Third, there is always a “next” policy, the one that comes after the present, as all public policies open some doors while closing others. Analyzing policies involves taking into account which doors should be open and not. For instance, the COVID-19 tracking policy may enable future policies such as large-scale surveillance and public data collection. According to some, such future policies are undesirable, and the door to them should remain shut. According to others, such policies would instead be desirable, and enabling them is therefore a move in the right direction. It is never entirely clear which doors a particular policy opens and which doors it shuts.
Future policy possibilities could be unknown when policy decisions need to be made, and some precaution may therefore be necessary. Identifying future policy possibilities, deciding which of them are desirable and not, and taking reasonable precautionary measures, requires value-sensitive judgments.

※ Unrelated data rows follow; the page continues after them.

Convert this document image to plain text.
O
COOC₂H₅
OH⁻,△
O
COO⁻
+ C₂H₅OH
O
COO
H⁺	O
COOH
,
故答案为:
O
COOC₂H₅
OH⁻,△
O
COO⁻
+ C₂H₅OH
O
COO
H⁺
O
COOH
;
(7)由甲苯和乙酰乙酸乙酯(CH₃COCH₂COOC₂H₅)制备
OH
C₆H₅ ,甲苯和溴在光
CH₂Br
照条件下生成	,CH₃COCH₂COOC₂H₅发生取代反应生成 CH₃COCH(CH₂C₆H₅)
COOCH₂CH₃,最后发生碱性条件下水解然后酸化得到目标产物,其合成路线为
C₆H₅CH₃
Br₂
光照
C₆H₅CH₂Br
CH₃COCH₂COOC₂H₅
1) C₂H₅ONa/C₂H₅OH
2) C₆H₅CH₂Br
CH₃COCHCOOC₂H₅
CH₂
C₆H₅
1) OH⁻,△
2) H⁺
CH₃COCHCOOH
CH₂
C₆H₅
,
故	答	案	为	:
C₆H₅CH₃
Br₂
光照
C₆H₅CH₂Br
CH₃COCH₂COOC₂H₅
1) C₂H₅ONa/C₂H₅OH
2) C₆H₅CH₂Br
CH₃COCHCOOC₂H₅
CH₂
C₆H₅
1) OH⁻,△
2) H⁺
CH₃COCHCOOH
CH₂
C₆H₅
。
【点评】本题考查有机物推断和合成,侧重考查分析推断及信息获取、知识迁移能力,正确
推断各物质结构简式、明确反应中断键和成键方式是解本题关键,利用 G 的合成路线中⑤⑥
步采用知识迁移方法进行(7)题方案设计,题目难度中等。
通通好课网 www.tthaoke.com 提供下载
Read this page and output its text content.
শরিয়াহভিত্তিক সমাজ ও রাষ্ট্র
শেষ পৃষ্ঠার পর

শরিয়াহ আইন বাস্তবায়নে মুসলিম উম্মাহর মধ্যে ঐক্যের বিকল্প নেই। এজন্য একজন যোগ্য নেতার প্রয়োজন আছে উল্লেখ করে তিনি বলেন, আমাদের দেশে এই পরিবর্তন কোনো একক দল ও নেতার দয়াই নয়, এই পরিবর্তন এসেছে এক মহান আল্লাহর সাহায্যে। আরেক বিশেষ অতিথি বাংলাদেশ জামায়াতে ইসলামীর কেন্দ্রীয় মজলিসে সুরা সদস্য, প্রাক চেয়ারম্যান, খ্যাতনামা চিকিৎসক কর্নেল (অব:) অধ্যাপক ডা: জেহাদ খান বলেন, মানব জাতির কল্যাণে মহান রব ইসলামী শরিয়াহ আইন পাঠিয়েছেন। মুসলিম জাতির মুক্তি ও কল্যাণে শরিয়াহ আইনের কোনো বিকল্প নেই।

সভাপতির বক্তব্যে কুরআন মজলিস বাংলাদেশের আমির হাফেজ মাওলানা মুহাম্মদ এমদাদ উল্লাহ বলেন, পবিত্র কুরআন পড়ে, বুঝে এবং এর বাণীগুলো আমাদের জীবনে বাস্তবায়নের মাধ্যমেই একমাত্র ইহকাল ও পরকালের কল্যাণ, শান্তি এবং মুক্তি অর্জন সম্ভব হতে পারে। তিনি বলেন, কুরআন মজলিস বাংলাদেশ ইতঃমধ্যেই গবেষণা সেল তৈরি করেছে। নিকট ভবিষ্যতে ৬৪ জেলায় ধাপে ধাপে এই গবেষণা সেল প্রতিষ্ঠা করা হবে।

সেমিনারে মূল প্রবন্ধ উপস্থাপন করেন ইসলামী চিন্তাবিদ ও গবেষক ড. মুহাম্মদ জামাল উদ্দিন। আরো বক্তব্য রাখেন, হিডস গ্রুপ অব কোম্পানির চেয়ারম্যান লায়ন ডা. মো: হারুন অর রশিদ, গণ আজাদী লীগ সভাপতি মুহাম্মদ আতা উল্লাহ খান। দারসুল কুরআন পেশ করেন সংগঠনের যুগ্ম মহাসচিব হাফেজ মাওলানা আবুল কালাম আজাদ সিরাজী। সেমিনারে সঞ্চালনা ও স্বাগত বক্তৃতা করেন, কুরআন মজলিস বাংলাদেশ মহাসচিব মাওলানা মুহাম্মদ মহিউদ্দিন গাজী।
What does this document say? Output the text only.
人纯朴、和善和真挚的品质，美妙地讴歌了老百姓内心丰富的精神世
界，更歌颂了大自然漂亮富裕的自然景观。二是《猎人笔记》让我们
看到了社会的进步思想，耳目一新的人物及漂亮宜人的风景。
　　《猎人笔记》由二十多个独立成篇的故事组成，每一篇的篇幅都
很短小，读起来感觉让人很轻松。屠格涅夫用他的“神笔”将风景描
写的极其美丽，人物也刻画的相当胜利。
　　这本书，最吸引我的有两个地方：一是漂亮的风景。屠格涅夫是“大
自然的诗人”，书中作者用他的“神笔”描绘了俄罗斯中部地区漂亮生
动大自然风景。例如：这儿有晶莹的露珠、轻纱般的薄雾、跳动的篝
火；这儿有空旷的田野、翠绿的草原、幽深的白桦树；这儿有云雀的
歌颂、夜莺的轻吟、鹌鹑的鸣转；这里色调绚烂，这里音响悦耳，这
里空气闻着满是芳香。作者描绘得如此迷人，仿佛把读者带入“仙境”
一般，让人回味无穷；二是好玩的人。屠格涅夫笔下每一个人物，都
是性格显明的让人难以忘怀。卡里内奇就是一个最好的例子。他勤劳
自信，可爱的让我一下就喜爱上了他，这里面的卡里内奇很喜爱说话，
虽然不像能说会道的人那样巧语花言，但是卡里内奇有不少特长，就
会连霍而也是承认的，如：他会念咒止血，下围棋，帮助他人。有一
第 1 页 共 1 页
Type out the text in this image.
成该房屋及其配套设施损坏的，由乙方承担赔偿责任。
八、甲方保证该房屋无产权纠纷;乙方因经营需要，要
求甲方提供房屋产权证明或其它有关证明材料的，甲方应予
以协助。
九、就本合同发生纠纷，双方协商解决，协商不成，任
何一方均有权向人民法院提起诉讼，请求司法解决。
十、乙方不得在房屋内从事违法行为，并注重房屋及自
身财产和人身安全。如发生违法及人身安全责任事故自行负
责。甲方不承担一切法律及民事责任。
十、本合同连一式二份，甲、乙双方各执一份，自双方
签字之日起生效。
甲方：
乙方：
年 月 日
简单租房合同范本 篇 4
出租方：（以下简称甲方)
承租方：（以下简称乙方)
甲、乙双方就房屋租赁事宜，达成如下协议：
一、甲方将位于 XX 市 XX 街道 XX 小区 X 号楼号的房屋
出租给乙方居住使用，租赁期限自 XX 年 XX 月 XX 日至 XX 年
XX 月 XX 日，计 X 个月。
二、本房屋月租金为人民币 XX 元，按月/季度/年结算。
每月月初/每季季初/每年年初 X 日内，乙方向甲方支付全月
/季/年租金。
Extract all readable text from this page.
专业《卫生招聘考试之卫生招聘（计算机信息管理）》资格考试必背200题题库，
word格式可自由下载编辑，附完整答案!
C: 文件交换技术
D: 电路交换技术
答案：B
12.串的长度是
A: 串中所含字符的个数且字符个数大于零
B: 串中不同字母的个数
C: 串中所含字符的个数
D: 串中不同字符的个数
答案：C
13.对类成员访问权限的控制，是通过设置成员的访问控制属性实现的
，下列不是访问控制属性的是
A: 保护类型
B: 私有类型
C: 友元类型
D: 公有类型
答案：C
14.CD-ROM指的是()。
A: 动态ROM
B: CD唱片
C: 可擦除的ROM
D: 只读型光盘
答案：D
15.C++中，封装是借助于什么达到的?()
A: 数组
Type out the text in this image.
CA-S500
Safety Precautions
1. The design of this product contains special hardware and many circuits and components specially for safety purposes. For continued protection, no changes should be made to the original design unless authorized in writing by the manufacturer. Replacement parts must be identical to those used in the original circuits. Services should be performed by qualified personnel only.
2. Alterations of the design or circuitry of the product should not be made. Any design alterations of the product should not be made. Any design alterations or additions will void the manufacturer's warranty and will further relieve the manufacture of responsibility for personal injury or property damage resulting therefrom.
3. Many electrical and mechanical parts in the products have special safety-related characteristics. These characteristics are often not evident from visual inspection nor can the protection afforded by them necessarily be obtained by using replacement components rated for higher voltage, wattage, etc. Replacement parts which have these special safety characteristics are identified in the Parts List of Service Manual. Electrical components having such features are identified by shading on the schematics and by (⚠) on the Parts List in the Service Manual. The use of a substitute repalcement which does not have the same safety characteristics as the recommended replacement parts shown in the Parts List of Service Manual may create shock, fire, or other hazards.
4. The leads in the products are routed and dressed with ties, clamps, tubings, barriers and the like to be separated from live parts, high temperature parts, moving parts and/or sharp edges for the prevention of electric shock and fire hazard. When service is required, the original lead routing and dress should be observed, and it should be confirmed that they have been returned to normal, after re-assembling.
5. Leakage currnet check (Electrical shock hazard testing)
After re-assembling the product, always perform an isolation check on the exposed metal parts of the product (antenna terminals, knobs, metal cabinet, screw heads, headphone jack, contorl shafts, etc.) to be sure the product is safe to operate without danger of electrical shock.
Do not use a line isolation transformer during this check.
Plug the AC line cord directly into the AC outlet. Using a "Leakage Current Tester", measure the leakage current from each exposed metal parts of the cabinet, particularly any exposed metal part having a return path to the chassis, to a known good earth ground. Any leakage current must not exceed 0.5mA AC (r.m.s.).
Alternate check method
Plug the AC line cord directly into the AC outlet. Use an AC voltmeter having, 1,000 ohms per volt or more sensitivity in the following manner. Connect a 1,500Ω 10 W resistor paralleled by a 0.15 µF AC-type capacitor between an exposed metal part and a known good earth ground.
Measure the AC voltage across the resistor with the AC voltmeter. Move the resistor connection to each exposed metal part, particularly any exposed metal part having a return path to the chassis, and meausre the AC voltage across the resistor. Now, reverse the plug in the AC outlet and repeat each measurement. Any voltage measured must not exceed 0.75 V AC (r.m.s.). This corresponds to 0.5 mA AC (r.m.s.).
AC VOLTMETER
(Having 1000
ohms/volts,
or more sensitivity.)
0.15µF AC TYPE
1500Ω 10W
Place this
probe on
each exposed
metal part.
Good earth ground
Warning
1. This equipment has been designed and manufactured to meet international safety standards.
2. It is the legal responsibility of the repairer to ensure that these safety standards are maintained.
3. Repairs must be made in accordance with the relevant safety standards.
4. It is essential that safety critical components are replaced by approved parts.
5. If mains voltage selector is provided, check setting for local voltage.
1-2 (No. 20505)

Treating moral problems with caution
To summarize, instrumental rationality is undesirable if it leads society into the wrong direction, and this is a problem for EBP idealists. They need to make substantive value-laden commitments that allow them to make contextual analyses of public policymaking. Without contextual analyses, it is impossible to determine when instrumental rationality is desirable and when it is not. Counter to their ideological views, EBP idealists cannot remain neutral about the contents of public policy; they need to be political.
Public policymaking is a morally loaded enterprise, and evaluation of policy includes philosophical thinking. Both theorists and practitioners should be aware of the moral and philosophical dimension of policymaking and equip themselves with the skills needed to treat moral problems with care. Moral policymaking cannot be reduced to a matter of instrumental rationality. It is far too important.